Every SHS Student Should be Required to Take a Business Class

Should the SHS fines arts requirement be adjusted?

Every SHS Student Should be Required to Take a Business Class

Ammon Drosdik, Contributing Writer

There has been an ongoing debate at Scituate High School regarding which classes should be required, and the thing that gets talked about all the time is the fine arts requirement. Should we eliminate or adjust it? Should we do more? 

At the high school level, all students are required to take two art classes to graduate. Some students get them done during their freshman year, and some students scramble during their senior year. But what if there wasn’t a fine arts requirement? Instead, maybe students could take the elective classes they want to take. Or what if there was a business requirement? Instead of learning how to make pots out of clay, maybe students should be required to take Investing and Personal Finance, a class offered at the high school that is quite popular.

When Greg Ranieri, the department chair for business, PE, and health, was asked about this idea, he replied, “While I love teaching business education, I feel all disciplines, including the fine arts, are essential to developing well-rounded adolescents/graduates.” He went on to say, “I feel it is important for students to engage with an array of academic areas ranging from physics to personal finance to fine arts to physical education.  It broadens adolescence with diverse content knowledge and skills that grow them and stretch them in important developmental ways.”

When asked to share their opinion of the current fine arts requirement, student responses at SHS were mixed.

Junior Luke Bossey commented, “I personally like that the fine arts requirement is necessary at SHS, not only that it allows you to show your creative side, but it is a good way to let the students relax by allowing them to do make clay cups with Ms. Pace or go play piano with Mr. Richter.”

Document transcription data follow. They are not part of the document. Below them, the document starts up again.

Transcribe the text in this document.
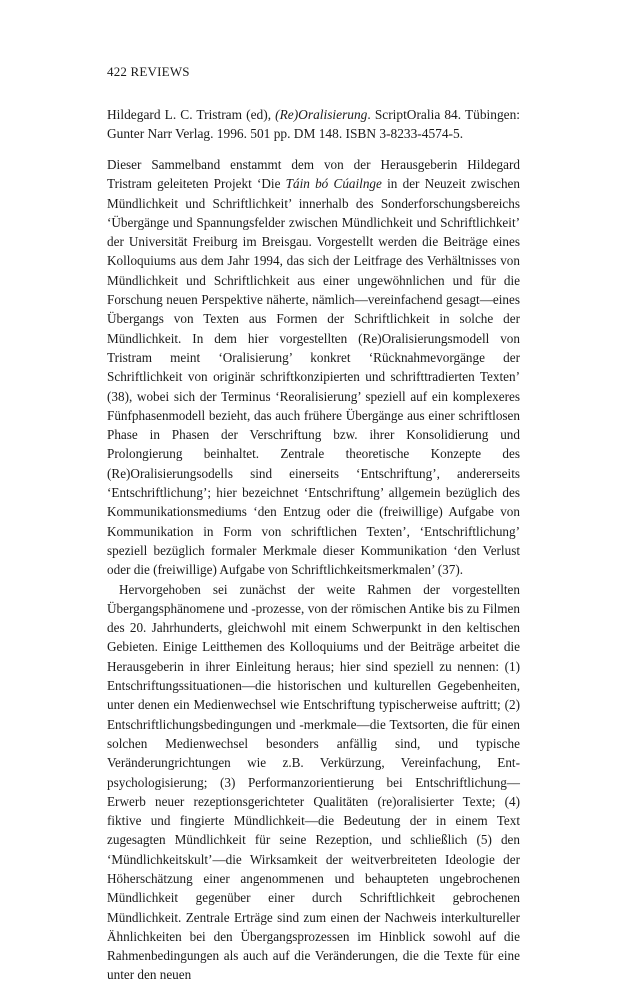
422 REVIEWS
Hildegard L. C. Tristram (ed), (Re)Oralisierung. ScriptOralia 84. Tübingen: Gunter Narr Verlag. 1996. 501 pp. DM 148. ISBN 3-8233-4574-5.

Dieser Sammelband enstammt dem von der Herausgeberin Hildegard Tristram geleiteten Projekt ‘Die Táin bó Cúailnge in der Neuzeit zwischen Mündlichkeit und Schriftlichkeit’ innerhalb des Sonderforschungsbereichs ‘Übergänge und Spannungsfelder zwischen Mündlichkeit und Schriftlichkeit’ der Universität Freiburg im Breisgau. Vorgestellt werden die Beiträge eines Kolloquiums aus dem Jahr 1994, das sich der Leitfrage des Verhältnisses von Mündlichkeit und Schriftlichkeit aus einer ungewöhnlichen und für die Forschung neuen Perspektive näherte, nämlich—vereinfachend gesagt—eines Übergangs von Texten aus Formen der Schriftlichkeit in solche der Mündlichkeit. In dem hier vorgestellten (Re)Oralisierungsmodell von Tristram meint ‘Oralisierung’ konkret ‘Rücknahmevorgänge der Schriftlichkeit von originär schriftkonzipierten und schrifttradierten Texten’ (38), wobei sich der Terminus ‘Reoralisierung’ speziell auf ein komplexeres Fünfphasenmodell bezieht, das auch frühere Übergänge aus einer schriftlosen Phase in Phasen der Verschriftung bzw. ihrer Konsolidierung und Prolongierung beinhaltet. Zentrale theoretische Konzepte des (Re)Oralisierungsodells sind einerseits ‘Entschriftung’, andererseits ‘Entschriftlichung’; hier bezeichnet ‘Entschriftung’ allgemein bezüglich des Kommunikationsmediums ‘den Entzug oder die (freiwillige) Aufgabe von Kommunikation in Form von schriftlichen Texten’, ‘Entschriftlichung’ speziell bezüglich formaler Merkmale dieser Kommunikation ‘den Verlust oder die (freiwillige) Aufgabe von Schriftlichkeitsmerkmalen’ (37).

Hervorgehoben sei zunächst der weite Rahmen der vorgestellten Übergangsphänomene und -prozesse, von der römischen Antike bis zu Filmen des 20. Jahrhunderts, gleichwohl mit einem Schwerpunkt in den keltischen Gebieten. Einige Leitthemen des Kolloquiums und der Beiträge arbeitet die Herausgeberin in ihrer Einleitung heraus; hier sind speziell zu nennen: (1) Entschriftungssituationen—die historischen und kulturellen Gegebenheiten, unter denen ein Medienwechsel wie Entschriftung typischerweise auftritt; (2) Entschriftlichungsbedingungen und -merkmale—die Textsorten, die für einen solchen Medienwechsel besonders anfällig sind, und typische Veränderungrichtungen wie z.B. Verkürzung, Vereinfachung, Entpsychologisierung; (3) Performanzorientierung bei Entschriftlichung—Erwerb neuer rezeptionsgerichteter Qualitäten (re)oralisierter Texte; (4) fiktive und fingierte Mündlichkeit—die Bedeutung der in einem Text zugesagten Mündlichkeit für seine Rezeption, und schließlich (5) den ‘Mündlichkeitskult’—die Wirksamkeit der weitverbreiteten Ideologie der Höherschätzung einer angenommenen und behaupteten ungebrochenen Mündlichkeit gegenüber einer durch Schriftlichkeit gebrochenen Mündlichkeit. Zentrale Erträge sind zum einen der Nachweis interkultureller Ähnlichkeiten bei den Übergangsprozessen im Hinblick sowohl auf die Rahmenbedingungen als auch auf die Veränderungen, die die Texte für eine unter den neuen
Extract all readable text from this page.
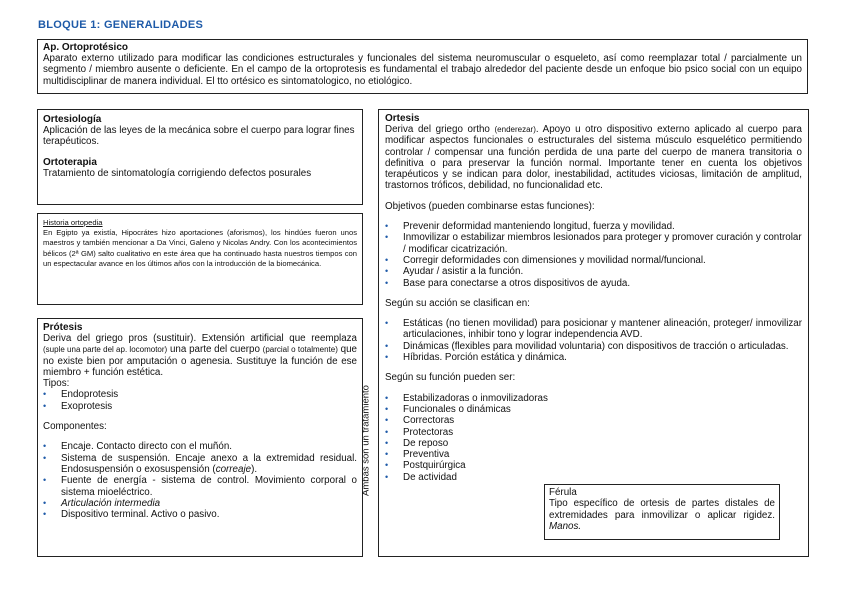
BLOQUE 1: GENERALIDADES
Ap. Ortoprotésico

Aparato externo utilizado para modificar las condiciones estructurales y funcionales del sistema neuromuscular o esqueleto, así como reemplazar total / parcialmente un segmento / miembro ausente o deficiente. En el campo de la ortoprotesis es fundamental el trabajo alrededor del paciente desde un enfoque bio psico social con un equipo multidisciplinar de manera individual. El tto ortésico es sintomatologico, no etiológico.

Ortesiología

Aplicación de las leyes de la mecánica sobre el cuerpo para lograr fines terapéuticos.

Ortoterapia

Tratamiento de sintomatología corrigiendo defectos posurales

Historia ortopedia

En Egipto ya existía, Hipocrátes hizo aportaciones (aforismos), los hindúes fueron unos maestros y también mencionar a Da Vinci, Galeno y Nicolas Andry. Con los acontecimientos bélicos (2ª GM) salto cualitativo en este área que ha continuado hasta nuestros tiempos con un espectacular avance en los últimos años con la introducción de la biomecánica.

Prótesis

Deriva del griego pros (sustituir). Extensión artificial que reemplaza (suple una parte del ap. locomotor) una parte del cuerpo (parcial o totalmente) que no existe bien por amputación o agenesia. Sustituye la función de ese miembro + función estética.

Tipos:

• Endoprotesis
• Exoprotesis

Componentes:

• Encaje. Contacto directo con el muñón.
• Sistema de suspensión. Encaje anexo a la extremidad residual. Endosuspensión o exosuspensión (correaje).
• Fuente de energía - sistema de control. Movimiento corporal o sistema mioeléctrico.
• Articulación intermedia
• Dispositivo terminal. Activo o pasivo.
Ambas son un tratamiento
Ortesis

Deriva del griego ortho (enderezar). Apoyo u otro dispositivo externo aplicado al cuerpo para modificar aspectos funcionales o estructurales del sistema músculo esquelético permitiendo controlar / compensar una función perdida de una parte del cuerpo de manera transitoria o definitiva o para preservar la función normal. Importante tener en cuenta los objetivos terapéuticos y se indican para dolor, inestabilidad, actitudes viciosas, limitación de amplitud, trastornos tróficos, debilidad, no funcionalidad etc.

Objetivos (pueden combinarse estas funciones):

• Prevenir deformidad manteniendo longitud, fuerza y movilidad.
• Inmovilizar o estabilizar miembros lesionados para proteger y promover curación y controlar / modificar cicatrización.
• Corregir deformidades con dimensiones y movilidad normal/funcional.
• Ayudar / asistir a la función.
• Base para conectarse a otros dispositivos de ayuda.

Según su acción se clasifican en:

• Estáticas (no tienen movilidad) para posicionar y mantener alineación, proteger/ inmovilizar articulaciones, inhibir tono y lograr independencia AVD.
• Dinámicas (flexibles para movilidad voluntaria) con dispositivos de tracción o articuladas.
• Híbridas. Porción estática y dinámica.

Según su función pueden ser:

• Estabilizadoras o inmovilizadoras
• Funcionales o dinámicas
• Correctoras
• Protectoras
• De reposo
• Preventiva
• Postquirúrgica
• De actividad

Férula

Tipo específico de ortesis de partes distales de extremidades para inmovilizar o aplicar rigidez. Manos.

Freshman Amari Mendes didn’t feel the same way. When I asked him if he likes the fine arts requirement, he responded, “I don’t like it–it’s unfair for people who don’t like art. I think we should have more variation.”

With that being said, there should be an alternative that works for everybody, either directly or indirectly, and that’s personal finance. More specifically, personal finance classes should be required at Scituate High School. According to Forbes magazine, many Americans agree with me: 30% of people in the US say financial education should start in elementary school, 33% believe it should start in middle school, and 32% believe it should start in high school, while only 5% say it should start in college. Scituate is no different, so what’s the hold-up?

In fact, money affects every facet of our daily lives: you have to pay bills, you have to pay to buy groceries, and you have to pay off debts. Money is everywhere. Not learning how to manage money can have terrible consequences. According to Forbes, nearly 50% of Americans don’t have $400 of cash available. If they have an emergency, or they just want to treat themselves, most people can’t afford it. Millennials combined have $1.52 billion in debt, and Americans, on average, owe $16,048 with an APR of 16.47%, according to Forbes. 

Of course, not everybody is on board with eliminating or reducing the fine arts requirement, but there is a potential for compromise. What if SHS students were required to take one fine arts class and one business class? This adjustment to graduation requirements might meet everybody’s needs and interests and develop well-rounded students, which is the purpose of the fine arts requirement. 

If the goal is to graduate students who are ready for life beyond high school, I urge the SHS administration to consider my proposal.